Nachdem die zweite Woche nun auch hinter uns liegt, verbringen wir einige Tage im sonnigen Norden auf einer Insel um uns etwas zu erholen.
In der letzten Woche haben wir uns die nördlichen Nationalparks auf dem Festland angesehen und sind mindestens genauso begeistert, wie in der ersten Woche. Highlight war die Übernachtung in einer "Schutzhütte", wo man fast so wie die lokalen Dorfbewohner lebt, Hütte aus Holz und Palmblättern, gerade mal gross genug für ein Bett, Wasser aus dem Brunnen, Gemeinschaftstoilette und -Dusche (die man nicht benutzt, wenn es nicht gerade notwendig ist).
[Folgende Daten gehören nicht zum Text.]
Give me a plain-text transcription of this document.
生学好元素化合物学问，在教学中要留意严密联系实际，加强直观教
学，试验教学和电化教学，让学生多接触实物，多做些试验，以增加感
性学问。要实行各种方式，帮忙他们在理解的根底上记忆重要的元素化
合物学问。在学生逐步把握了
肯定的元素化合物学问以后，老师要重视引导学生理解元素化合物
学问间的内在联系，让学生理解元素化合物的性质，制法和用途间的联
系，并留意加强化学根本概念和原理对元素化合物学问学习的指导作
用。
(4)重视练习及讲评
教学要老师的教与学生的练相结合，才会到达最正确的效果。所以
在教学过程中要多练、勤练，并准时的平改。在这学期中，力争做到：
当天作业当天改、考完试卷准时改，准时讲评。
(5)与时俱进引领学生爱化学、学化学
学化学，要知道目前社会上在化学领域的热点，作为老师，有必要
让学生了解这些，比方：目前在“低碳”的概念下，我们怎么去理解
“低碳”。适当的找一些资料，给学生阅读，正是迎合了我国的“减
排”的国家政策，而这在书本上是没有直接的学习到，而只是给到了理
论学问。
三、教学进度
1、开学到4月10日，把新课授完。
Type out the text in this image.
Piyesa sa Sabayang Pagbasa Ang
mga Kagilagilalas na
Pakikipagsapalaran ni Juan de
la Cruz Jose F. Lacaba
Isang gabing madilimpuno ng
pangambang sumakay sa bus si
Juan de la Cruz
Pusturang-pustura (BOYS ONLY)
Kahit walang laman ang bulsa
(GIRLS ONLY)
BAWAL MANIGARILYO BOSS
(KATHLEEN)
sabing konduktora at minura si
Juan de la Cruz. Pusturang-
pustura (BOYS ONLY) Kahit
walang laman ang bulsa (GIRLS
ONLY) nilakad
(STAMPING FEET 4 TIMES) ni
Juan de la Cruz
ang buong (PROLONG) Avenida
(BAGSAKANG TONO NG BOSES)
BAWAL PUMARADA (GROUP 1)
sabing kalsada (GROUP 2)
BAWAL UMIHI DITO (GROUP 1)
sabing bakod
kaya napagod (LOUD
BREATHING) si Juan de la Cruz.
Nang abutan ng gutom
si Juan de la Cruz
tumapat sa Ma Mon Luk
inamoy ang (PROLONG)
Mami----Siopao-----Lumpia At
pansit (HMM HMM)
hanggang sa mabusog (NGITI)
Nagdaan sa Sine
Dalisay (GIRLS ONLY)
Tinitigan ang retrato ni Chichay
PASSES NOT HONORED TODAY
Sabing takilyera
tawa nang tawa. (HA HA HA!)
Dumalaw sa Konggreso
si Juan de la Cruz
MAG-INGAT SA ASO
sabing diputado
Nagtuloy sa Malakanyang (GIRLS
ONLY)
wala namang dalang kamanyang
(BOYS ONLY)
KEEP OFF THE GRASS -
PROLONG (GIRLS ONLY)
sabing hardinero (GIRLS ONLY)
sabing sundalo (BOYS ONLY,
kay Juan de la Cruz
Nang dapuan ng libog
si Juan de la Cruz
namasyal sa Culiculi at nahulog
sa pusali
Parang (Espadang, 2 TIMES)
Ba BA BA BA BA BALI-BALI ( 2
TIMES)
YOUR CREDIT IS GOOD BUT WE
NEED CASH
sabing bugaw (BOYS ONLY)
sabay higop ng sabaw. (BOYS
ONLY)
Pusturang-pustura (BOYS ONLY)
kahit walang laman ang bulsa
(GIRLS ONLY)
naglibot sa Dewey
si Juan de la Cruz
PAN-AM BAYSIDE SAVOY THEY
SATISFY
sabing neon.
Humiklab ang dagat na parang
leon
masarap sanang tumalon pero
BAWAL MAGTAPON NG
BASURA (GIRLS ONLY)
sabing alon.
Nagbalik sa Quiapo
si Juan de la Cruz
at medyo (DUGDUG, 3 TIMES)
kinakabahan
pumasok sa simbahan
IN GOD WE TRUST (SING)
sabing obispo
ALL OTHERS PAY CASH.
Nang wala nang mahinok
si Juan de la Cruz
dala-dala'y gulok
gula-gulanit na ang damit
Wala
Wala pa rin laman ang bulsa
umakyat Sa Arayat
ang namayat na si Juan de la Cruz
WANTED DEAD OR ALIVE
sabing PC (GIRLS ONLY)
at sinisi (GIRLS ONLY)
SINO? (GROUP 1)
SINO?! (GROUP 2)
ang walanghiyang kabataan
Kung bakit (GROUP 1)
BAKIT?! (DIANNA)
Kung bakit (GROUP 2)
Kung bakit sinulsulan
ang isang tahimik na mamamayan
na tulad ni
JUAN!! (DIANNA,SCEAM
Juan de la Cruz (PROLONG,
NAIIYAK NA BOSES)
Dass das Klo keine Wasserspülung, sondern nur einen Eimer mit einem Becher zum Spülen hatte, hat es nur authentischer gemacht :-)
Aber wenn man sich mal daran gewöhnt hat, und die Geräusche zuordnen kann, dann ist es einfach, aber durchaus interessant - man hört übrigens auf den Palmblättern Geckos gehen :-)
Neben vielen Lemuren, dem kleinsten Chamäleon der Welt,
einer Krabbenspinne,
einer Schlange, die Irmgard dann sogar vom Weg weg in die Botanik gesetzt hat, haben wir auch eine heilige Grotte besucht, die von Fledermäusen besiedelt ist, da sind die Kakerlaken, Spinnen und sonstiges Ungeziefer, die sich in dem Kot der Fledermäuse sehr wohl gefühlt haben, kaum aufgefallen - rutschig war der Boden halt ... Man könnte vermuten, dass bei der Schöpfung, alles was der westliche Mensch für grauslich hält, in diese Grotte gesteckt wurde :-) War aber interessant.
Hoff, Ihr hattet geschlossenes Schuhwerk und nicht etwa Sandalen an in der Grotte ...
AntwortenLöschenLiebe Grüße & noch viele schöne Erlebnisse,
Perro.
Hoffentlich haben die Geckos nicht allzu schwere Schuhe an. :) Klingt aber alles ziemlich genial. Viel Spaß noch!